Los nadie (Juan Sebastián Mesa, 2016)

Huida hacia ninguna parte

Desde principios de los 2000 a esta parte es fácil encontrar en el cine latinoamericano varios ejemplos de películas que podrían conformar una suerte de subgénero o corriente estética, de esas que se crean fruto de un contexto social muy determinado. Son películas que comparten varios rasgos temáticos y estilísticos, desde la mirada a los suburbios de las grandes ciudades y la vida marginal, hasta una fotografía —en ocasiones en un blanco y negro poco contrastado— propia de la estética audiovisual de la cultura urbana. Pero, sin duda, el gran elemento que las cohesiona y permite relacionarlas con claridad es el de centrar su atención en adolescentes; chicos que se encuentran en un momento vital de estancamiento e indecisión y que, a falta de una meta que perseguir, se dedican a vagar sin rumbo.

Películas como Dos en la vereda (Lisandro Alonso, 1995); Temporada de patos (Fernando Eimbcke, 2004); Los hongos (Óscar Ruiz Navia, 2014) o Güeros (Alonso Ruizpalacios, 2014), forman parte, de una forma o de otra, de la vida de Los nadie. También hay algo de la manera de filmar de cierto cine independiente americano, como el que realizan Gus Van Sant, Harmony Korine o Larry Clark; aunque en Los nadie, Juan Sebastián Mesa no mira hacia la adolescencia para mostrar un mundo de conductas intensas y autodestructivas, como podría ser el caso de los tres directores estadounidenses. Los chicos de Los nadie —aunque, evidentemente, se divierten— no abrazan la marginalidad o la falta de motivaciones y esperanzas para pasarse el día entre excesos y vicios. La motivación de todos ellos es un viaje. Una huída hacia adelante sin un destino mucho más marcado que el de salir de su ciudad.

Esta imagen del adolescente como un individuo perdido ante una sociedad en la que no parece tener cabida, con un pasado que no parece crearle excesivas raíces ni identificación y con un futuro que prácticamente les parece negado, no es algo que aparezca ahora en el cine latinoamericano, por supuesto. Es, por ejemplo, uno de los motivos más recurrentes del cine japonés de la «nueva ola» japonesa de los Nagisa Oshima o Shuji Terayama, o del cine de Shinji Sômai.
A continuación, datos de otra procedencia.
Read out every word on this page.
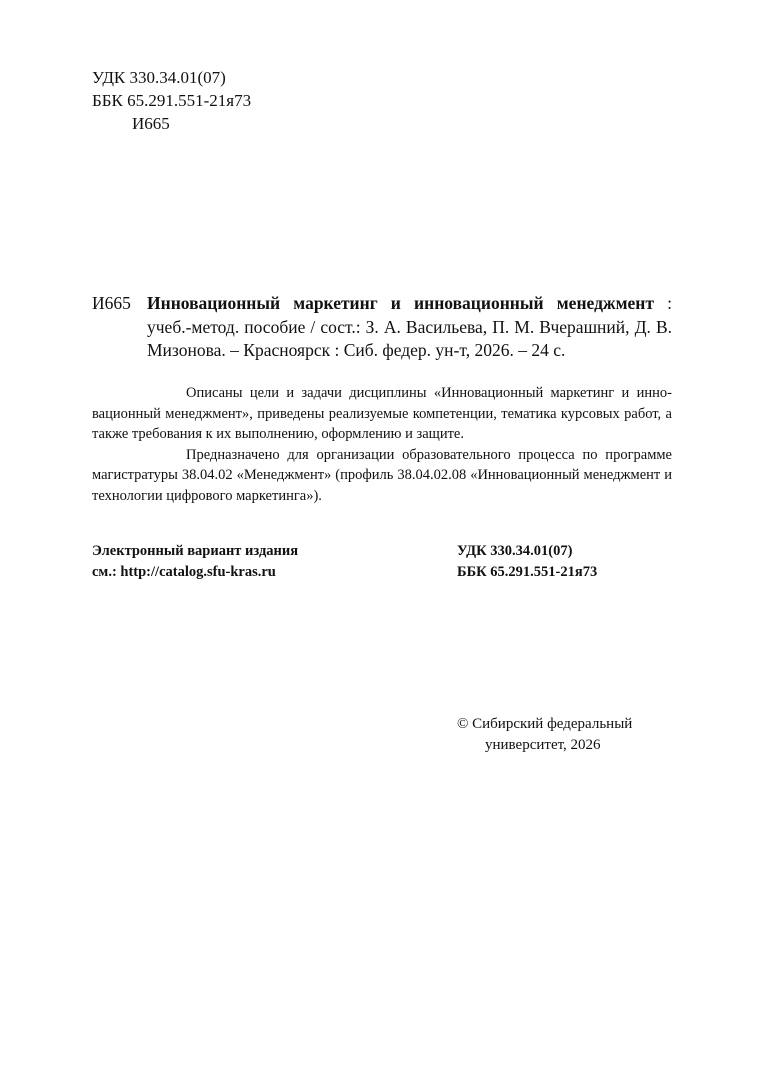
УДК 330.34.01(07)
ББК 65.291.551-21я73
И665
И665 Инновационный маркетинг и инновационный менеджмент : учеб.-метод. пособие / сост.: З. А. Васильева, П. М. Вчерашний, Д. В. Мизонова. – Красноярск : Сиб. федер. ун-т, 2026. – 24 с.

Описаны цели и задачи дисциплины «Инновационный маркетинг и инновационный менеджмент», приведены реализуемые компетенции, тематика курсовых работ, а также требования к их выполнению, оформлению и защите.

Предназначено для организации образовательного процесса по программе магистратуры 38.04.02 «Менеджмент» (профиль 38.04.02.08 «Инновационный менеджмент и технологии цифрового маркетинга»).

Электронный вариант издания
см.: http://catalog.sfu-kras.ru
УДК 330.34.01(07)
ББК 65.291.551-21я73
© Сибирский федеральный
университет, 2026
Estamos hablando de unos referentes que sitúan un período de auge de esta imagen del adolescente entre los años setenta y los años ochenta —no en vano es en esta época cuando también aparece todo el movimiento punk del nihilismo y el “no futuro”— que no va a desaparecer desde entonces. Los nadie, por tanto, es fruto de una preocupación generacional que atraviesa el mapa de la historia del cine desde hace casi cincuenta años. Un motivo que, además, cuando se une a un contexto socioeconómico especialmente complejo, siempre suele resurgir con fuerza.

El acercamiento a este sector tan concreto de la población, a este grupo de chicos que se pasan el día en la calle haciendo trucos circenses para ganarse unas monedas, no es sencillo. Es fácil caer en el paternalismo, en lo maniqueo o, incluso, establecer un discurso moralista condescendiente. Juan Sebastián Mesa, sin embargo, lo filma con un pulso muy firme y, sin ser una película que se rija por los preceptos del realismo, consigue obtener una imagen bastante limpia y neutra, en cuanto a lecturas dadas se refiere.

Estos «nadie», como aquellos de Eduardo Galeano, sueñan con que un día les llueva la buena suerte. Con un viaje que se convierta en una escapada, en un reencuentro con ellos mismos consiguiendo serlo. Merece la pena saber de ellos, subirse a la parte trasera de una camioneta con un montón de nadie que, en el fondo, podríamos ser nosotros.